Da parte sua, l’ad ha ricordato di venire “da un mondo di infrastrutture regolate con partecipazioni pubbliche addirittura quotate”, avendo ricoperto in precedenza il medesimo incarico all’interno di Terna, la società partecipata operatrice delle reti di trasmissione dell’energia elettrica, specificando allo stesso tempo che “i modelli non sono mai univoci, non esiste il bene o il male, esiste qualcosa che può essere applicato e qualcosa no”.
Come funziona il piano
Come sottolinea La Repubblica, il piano a cui Donnarumma ha fatto riferimento risale al periodo dell’amministrazione di Luigi Ferraris. Al suo interno, esso prevedeva l’attuazione della regulatory asset base (Rab), una sorta di assicurazione per i privati intenzionati a investire nelle aziende pubbliche. Tale meccanismo consente infatti loro di essere remunerati sulla base di criteri prestabiliti (nel caso di Fs sarebbe l’Autorità dei Trasporti a stabilire un “tasso di rendimento “certo), evitando eventuali comportamenti abusivi connessi alla posizione dominante dell’azienda stessa.

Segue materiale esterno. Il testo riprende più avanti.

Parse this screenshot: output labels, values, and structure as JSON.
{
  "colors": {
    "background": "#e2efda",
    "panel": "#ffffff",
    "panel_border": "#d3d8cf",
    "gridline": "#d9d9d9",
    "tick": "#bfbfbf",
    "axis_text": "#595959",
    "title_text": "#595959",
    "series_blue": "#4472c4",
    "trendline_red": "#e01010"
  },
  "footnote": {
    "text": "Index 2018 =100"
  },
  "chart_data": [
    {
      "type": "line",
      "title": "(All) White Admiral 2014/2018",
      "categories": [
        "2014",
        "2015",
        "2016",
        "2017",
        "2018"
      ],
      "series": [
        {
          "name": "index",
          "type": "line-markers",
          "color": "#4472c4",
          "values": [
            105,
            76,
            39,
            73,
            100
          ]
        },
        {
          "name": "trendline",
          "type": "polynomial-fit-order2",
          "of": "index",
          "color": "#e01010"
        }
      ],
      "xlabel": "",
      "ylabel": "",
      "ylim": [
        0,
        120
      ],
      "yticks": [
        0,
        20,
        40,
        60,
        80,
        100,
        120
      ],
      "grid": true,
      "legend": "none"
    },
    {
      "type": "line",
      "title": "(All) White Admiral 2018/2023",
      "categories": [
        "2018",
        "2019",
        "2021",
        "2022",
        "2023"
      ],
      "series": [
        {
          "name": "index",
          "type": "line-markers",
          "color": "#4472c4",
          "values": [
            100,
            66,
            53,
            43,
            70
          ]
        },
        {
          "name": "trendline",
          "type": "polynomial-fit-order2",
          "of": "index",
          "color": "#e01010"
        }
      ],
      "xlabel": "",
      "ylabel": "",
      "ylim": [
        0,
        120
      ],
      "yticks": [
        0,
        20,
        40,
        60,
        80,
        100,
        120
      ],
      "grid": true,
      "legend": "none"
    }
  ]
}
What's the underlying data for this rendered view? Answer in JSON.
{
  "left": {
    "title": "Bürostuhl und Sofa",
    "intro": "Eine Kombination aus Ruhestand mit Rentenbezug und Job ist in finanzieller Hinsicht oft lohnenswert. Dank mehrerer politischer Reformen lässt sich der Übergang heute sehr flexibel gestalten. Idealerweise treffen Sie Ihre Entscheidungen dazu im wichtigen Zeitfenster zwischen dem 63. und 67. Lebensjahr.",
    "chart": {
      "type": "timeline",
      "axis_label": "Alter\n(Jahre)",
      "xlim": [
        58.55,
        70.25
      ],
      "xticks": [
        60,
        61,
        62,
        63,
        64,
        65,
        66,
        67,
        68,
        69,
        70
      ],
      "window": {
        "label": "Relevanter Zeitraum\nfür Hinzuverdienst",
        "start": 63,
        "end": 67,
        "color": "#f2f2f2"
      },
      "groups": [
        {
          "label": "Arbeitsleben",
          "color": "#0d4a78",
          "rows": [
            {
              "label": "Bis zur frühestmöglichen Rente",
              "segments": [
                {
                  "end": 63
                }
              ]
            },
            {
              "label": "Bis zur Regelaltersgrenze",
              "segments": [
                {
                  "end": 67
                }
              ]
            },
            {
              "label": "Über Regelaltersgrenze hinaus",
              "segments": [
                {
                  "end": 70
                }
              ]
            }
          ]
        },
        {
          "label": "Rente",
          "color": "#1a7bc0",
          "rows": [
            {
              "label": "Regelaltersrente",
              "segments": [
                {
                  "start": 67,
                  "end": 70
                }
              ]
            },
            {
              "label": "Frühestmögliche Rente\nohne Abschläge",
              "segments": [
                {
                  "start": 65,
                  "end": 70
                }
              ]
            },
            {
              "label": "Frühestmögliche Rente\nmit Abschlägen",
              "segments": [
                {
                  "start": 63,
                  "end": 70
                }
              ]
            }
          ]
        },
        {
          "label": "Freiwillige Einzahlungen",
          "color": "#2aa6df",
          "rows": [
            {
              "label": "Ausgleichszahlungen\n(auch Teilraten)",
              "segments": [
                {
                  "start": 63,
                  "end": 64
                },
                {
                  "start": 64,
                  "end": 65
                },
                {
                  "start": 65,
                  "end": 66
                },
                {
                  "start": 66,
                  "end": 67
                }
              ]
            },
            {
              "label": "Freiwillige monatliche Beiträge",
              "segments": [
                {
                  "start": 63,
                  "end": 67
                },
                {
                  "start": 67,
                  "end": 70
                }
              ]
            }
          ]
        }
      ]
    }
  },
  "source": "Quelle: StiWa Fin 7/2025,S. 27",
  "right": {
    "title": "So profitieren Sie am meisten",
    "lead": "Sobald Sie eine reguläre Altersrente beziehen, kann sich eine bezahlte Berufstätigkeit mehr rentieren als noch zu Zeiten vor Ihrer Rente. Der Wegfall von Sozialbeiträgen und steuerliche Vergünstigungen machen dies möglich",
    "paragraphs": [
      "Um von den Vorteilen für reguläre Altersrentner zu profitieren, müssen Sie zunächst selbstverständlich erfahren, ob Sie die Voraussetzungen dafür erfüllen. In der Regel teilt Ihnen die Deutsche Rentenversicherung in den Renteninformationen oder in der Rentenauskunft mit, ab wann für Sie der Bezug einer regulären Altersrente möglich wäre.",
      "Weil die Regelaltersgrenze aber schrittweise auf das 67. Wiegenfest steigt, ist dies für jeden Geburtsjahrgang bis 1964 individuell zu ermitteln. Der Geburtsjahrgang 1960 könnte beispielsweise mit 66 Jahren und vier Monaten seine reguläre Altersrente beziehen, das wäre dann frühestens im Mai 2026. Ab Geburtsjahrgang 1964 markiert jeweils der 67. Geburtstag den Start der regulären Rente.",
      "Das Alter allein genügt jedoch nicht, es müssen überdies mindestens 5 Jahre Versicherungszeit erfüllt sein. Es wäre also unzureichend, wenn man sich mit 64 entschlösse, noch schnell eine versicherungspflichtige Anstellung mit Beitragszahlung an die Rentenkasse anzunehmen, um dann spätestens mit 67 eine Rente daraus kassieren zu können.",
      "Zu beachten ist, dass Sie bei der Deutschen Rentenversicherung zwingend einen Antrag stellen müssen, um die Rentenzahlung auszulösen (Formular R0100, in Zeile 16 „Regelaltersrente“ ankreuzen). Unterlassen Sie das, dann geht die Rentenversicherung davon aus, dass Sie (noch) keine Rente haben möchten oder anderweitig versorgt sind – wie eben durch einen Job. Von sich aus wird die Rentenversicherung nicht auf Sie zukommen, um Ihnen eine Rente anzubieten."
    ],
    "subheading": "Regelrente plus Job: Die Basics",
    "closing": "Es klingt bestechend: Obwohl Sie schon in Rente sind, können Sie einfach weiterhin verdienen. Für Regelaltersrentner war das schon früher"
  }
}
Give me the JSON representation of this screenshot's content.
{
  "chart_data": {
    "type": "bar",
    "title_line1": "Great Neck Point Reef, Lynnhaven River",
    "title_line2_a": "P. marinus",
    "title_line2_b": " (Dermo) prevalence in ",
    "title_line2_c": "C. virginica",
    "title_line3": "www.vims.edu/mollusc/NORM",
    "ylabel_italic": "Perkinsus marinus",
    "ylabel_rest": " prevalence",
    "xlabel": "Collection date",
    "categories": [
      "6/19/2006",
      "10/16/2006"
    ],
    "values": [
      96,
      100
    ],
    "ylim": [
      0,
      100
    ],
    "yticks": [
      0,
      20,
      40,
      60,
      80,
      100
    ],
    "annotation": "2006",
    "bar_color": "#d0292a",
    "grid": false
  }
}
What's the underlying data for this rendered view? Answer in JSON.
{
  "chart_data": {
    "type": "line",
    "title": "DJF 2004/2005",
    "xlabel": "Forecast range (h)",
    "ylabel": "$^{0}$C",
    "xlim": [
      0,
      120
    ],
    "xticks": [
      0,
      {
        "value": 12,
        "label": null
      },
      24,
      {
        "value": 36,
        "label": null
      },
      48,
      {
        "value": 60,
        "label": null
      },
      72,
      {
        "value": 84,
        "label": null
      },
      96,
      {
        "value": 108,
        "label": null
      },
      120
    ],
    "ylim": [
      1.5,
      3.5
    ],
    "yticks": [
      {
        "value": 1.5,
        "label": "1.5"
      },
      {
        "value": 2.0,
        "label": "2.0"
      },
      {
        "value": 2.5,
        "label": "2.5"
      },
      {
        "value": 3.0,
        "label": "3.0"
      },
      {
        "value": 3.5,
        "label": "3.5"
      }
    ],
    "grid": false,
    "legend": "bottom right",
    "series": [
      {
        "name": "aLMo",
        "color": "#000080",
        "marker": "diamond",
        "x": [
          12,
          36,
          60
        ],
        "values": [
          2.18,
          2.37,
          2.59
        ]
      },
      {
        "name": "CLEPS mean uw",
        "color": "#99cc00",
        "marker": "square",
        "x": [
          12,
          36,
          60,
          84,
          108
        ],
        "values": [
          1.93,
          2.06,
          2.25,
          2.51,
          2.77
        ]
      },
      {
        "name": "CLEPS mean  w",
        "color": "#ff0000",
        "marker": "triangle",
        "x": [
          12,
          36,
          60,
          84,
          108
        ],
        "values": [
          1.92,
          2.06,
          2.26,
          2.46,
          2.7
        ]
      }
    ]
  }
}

Se entro fine anno, secondo Donnarumma, il ministero dell’Economia e delle finanze (azionista pubblico di Fs) dovrebbe “avere le idee chiare su diverse cose che riguardano il gruppo”, egli è anche consapevole che i tempi di esecuzione del piano in casi simili corrispondono in media ad “almeno un paio di mesi”. Saranno infatti tante le carte al vaglio del governo, che dovrà per esempio decidere se aprire ai privati le porte del gruppo Fs, quelle della proprietaria dei binari Rfi o quelle di Trenitalia, che gestisce l’affare dell’alta velocità.